Eski hareketli takımı artık göremiyorum. Alberk Koç devre arası Çaykur Rizespor’a transfer oldu. Süper Lig’den bir takımın onu transfer etmesi boşuna değildi. Menemen’de çok iyi işler yaptı. Sol tarafta ileri geri dinamo gibi çalıştı. Hücum yönünün gelişmiş olması ile takıma çok katkı sağladı. Onun yokluğu aranıyor doğrusu. (O da Menemen’i arıyordur sanırım çünkü kadroya girebilmiş değil yeni ekibinde) Yeni transferlerden Rıdvan, Alberk gibi hızlı ve çevik bir oyuncu değil. Hücuma fazla katkısı olmuyor. Ercan sezonun ilk yarısında defansın ortasında oynamıştı. Şimdi gerçek yerinde, sol bekte.

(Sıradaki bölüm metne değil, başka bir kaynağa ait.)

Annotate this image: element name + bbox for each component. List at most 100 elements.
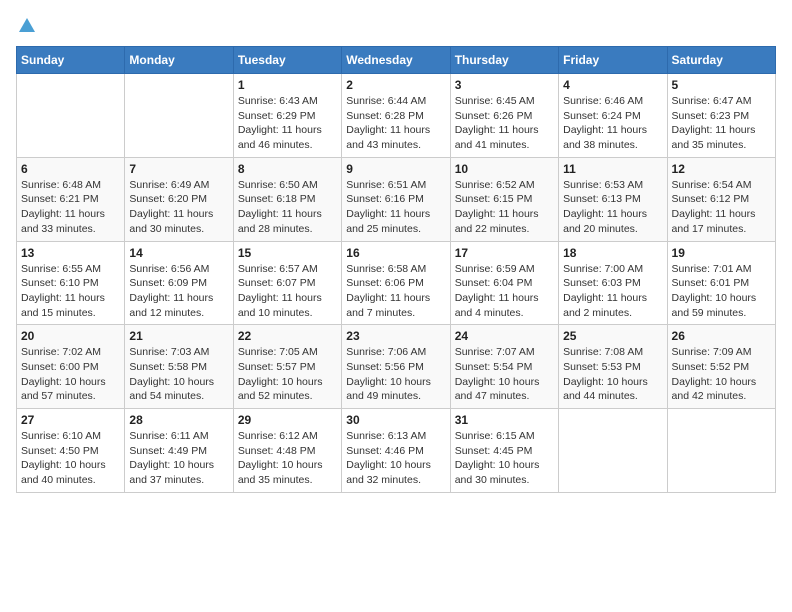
day-info: Sunrise: 6:51 AM Sunset: 6:16 PM Dayligh… bbox=[346, 178, 445, 237]
page-header bbox=[16, 16, 776, 34]
day-info: Sunrise: 6:43 AM Sunset: 6:29 PM Dayligh… bbox=[238, 94, 337, 153]
day-info: Sunrise: 6:12 AM Sunset: 4:48 PM Dayligh… bbox=[238, 429, 337, 488]
day-number: 21 bbox=[129, 329, 228, 343]
header-row: SundayMondayTuesdayWednesdayThursdayFrid… bbox=[17, 47, 776, 74]
calendar-cell bbox=[667, 409, 775, 493]
day-info: Sunrise: 6:45 AM Sunset: 6:26 PM Dayligh… bbox=[455, 94, 554, 153]
day-number: 9 bbox=[346, 162, 445, 176]
day-number: 1 bbox=[238, 78, 337, 92]
calendar-cell: 10 Sunrise: 6:52 AM Sunset: 6:15 PM Dayli… bbox=[450, 157, 558, 241]
calendar-cell: 11Sunrise: 6:53 AM Sunset: 6:13 PM Dayli… bbox=[559, 157, 667, 241]
day-info: Sunrise: 6:49 AM Sunset: 6:20 PM Dayligh… bbox=[129, 178, 228, 237]
calendar-body: 1 Sunrise: 6:43 AM Sunset: 6:29 PM Daylig… bbox=[17, 74, 776, 493]
calendar-cell: 3Sunrise: 6:45 AM Sunset: 6:26 PM Daylig… bbox=[450, 74, 558, 158]
day-info: Sunrise: 7:03 AM Sunset: 5:58 PM Dayligh… bbox=[129, 345, 228, 404]
calendar-cell: 8Sunrise: 6:50 AM Sunset: 6:18 PM Daylig… bbox=[233, 157, 341, 241]
day-number: 6 bbox=[21, 162, 120, 176]
day-number: 18 bbox=[563, 246, 662, 260]
calendar-week-2: 6 Sunrise: 6:48 AM Sunset: 6:21 PM Daylig… bbox=[17, 157, 776, 241]
day-number: 16 bbox=[346, 246, 445, 260]
day-number: 2 bbox=[346, 78, 445, 92]
calendar-cell bbox=[17, 74, 125, 158]
header-cell-monday: Monday bbox=[125, 47, 233, 74]
day-number: 29 bbox=[238, 413, 337, 427]
calendar-cell: 30 Sunrise: 6:13 AM Sunset: 4:46 PM Dayli… bbox=[342, 409, 450, 493]
day-number: 13 bbox=[21, 246, 120, 260]
calendar-week-3: 13 Sunrise: 6:55 AM Sunset: 6:10 PM Dayli… bbox=[17, 241, 776, 325]
day-number: 22 bbox=[238, 329, 337, 343]
header-cell-friday: Friday bbox=[559, 47, 667, 74]
day-number: 19 bbox=[672, 246, 771, 260]
calendar-cell: 5 Sunrise: 6:47 AM Sunset: 6:23 PM Daylig… bbox=[667, 74, 775, 158]
day-number: 5 bbox=[672, 78, 771, 92]
calendar-cell: 27 Sunrise: 6:10 AM Sunset: 4:50 PM Dayli… bbox=[17, 409, 125, 493]
calendar-cell: 7 Sunrise: 6:49 AM Sunset: 6:20 PM Daylig… bbox=[125, 157, 233, 241]
logo-icon bbox=[18, 16, 36, 34]
calendar-cell: 31Sunrise: 6:15 AM Sunset: 4:45 PM Dayli… bbox=[450, 409, 558, 493]
calendar-cell: 6 Sunrise: 6:48 AM Sunset: 6:21 PM Daylig… bbox=[17, 157, 125, 241]
day-number: 23 bbox=[346, 329, 445, 343]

O, bu maçta ileri geri çok koştu. Defansta kritik müdahalelerde bulundu ama ofansif olarak Alberk’in katkısına ulaşamadı. Aralarında hız ve çeviklik farkı çok var. Defansın yeterince katkı vermemesinin yanında Mustafa’nın eski formunda olmaması da eklendi. Bunun üzerine savaşçı Mehmet de yedekti.

***
37. dakikada Mustafa orta sahanın solundan topu aldı, orta yuvarlağa doğru paralel ilerledi. Hemen yakınında Tayfun vardı. Ona atmadı, en solda ve ileride olan Samed’i tercih etti. Samed topu aldı ama arkadan destek bekledi. Rakip defans yerini aldı, geç kalındı. Tayfun’a oynasa, önündeki boşluğa girecek, Samed de içeriye doğru koşacak, rakibi 2’ye 2 yakalayacaktı. Samed’in defans arkasına koşusu, Tayfun’un önüne atacağı pas, gol getirebilirdi. Bu da yanlış tercihe bir örnek oldu. 73. dakika... Hızlı hücuma çıkan Menemenspor’da Mehmet topu korner diye bıraktı. Hakem aut verdi. Rakibi eksik ve dengesiz yakalamışken, o topu tutsa, kornerden çok çok daha büyük bir tehlike olurdu. Eski Altaylı Atakan hızla koşup topa kafa vurmak istedi ama Rıdvan’la kafa kafaya çarpıştı. Oysa topa Rıdvan hakimdi ve Atakan geç kalmıştı. Kafa uzatmaması gerekirdi, gözünü kararttı, göz göre göre sakatlık yaşattı. İkisi de yerde kaldı. Diğer oyuncular telaşlandı. Rıdvan burnundan darbe almıştı, oyuna devam edemedi. Hakem Atakan’a sarı kart çıkardı.